The selection of the best investment choice is an important input. Amongst banks and other institutional lenders
interbank swap rates are also used. SOFR the Secured Overnight Funding Rate replaced LIBOR the
London Interbank Offered Rate in US banks.
US Treasuries are often used as a
benchmark for determining the risk-free rate of return in the investment industry and academics.
The most appropriate choice for your needs may vary. Local government bonds or highly rated
large businesses are used when US rates are not
the best option. In this article, we will discuss how
to calculate the risk-free rate of return using US Treasuries.

**Step 2: Determine the Yield to Maturity**

The next step is to determine the yield to maturity (YTM) of the US Treasury securities. The YTM
is the total return anticipated on a bond if the investor holds the bond until maturity,
including both interest payments and any potential capital gain or loss. Yield to maturity
can be found on websites such as the U.S. Treasury website, financial news websites, or bond
market data providers.

**Step 3: Calculate the Risk-Free Rate of Return**

The risk-free rate of return can then be calculated by using the YTM of the US Treasury securities.
For example, if the yield to maturity on a 30-day US Treasury bill is 1.2%, then the risk-free
rate of return for a 30-day investment is 1.2%. If the yield to maturity on a 90-day US
Treasury bill is 1.5%, then the risk-free rate of return for a 90-day investment is 1.5%.

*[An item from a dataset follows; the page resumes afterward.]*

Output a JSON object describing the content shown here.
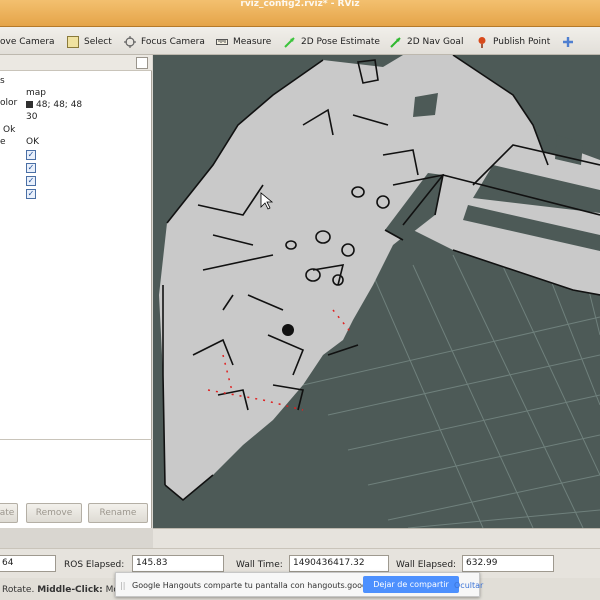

**Step 4: Estimating the Rate for an Investment Period that Does Not Correspond to a
Known Maturity.**

When the desired period does not correspond to a known maturity,
it is necessary to estimate the risk-free rate of return. For example, if you want to estimate
the risk-free rate of return for 46 days, you can use a linear interpolation method.

Here's how it works: Let's say the yield to maturity on a 30-day US Treasury bill is 1.2% and the yield to maturity on a 90-day US Treasury bill is 1.5%. The risk-free rate of return for 46 days can be estimated by finding the difference between the yields (1.5% - 1.2%) and dividing it by the difference in the maturities (90 days - 30 days). This gives us a slope of 0.0015 / 60 = 0.000025. We can then use this slope to estimate the risk-free rate of return for 46 days by multiplying the slope by the difference in the desired maturity (46 days - 30 days) and adding it to the 30-day rate.

**Example**: Risk-free rate of return for 46 days:

1.2% + (0.000025 * (46 - 30)) = 1.2004%

In this example the risk-free rate is 1.2004%.

The risk-free rate calculated above is known as the nominal risk-free rate. When we adjust the
any rate for inflation it is known as the *real* rate.

The formula to calculate the real risk-free rate:

Nominal risk-free rate - inflation rate = Real risk-free rate of return

**Example**: Nominal rate of 3.4%, inflation rate of 2.9%:

3.4% - 2.9% = 0.50%

In this example the real risk-free rate is 0.5%.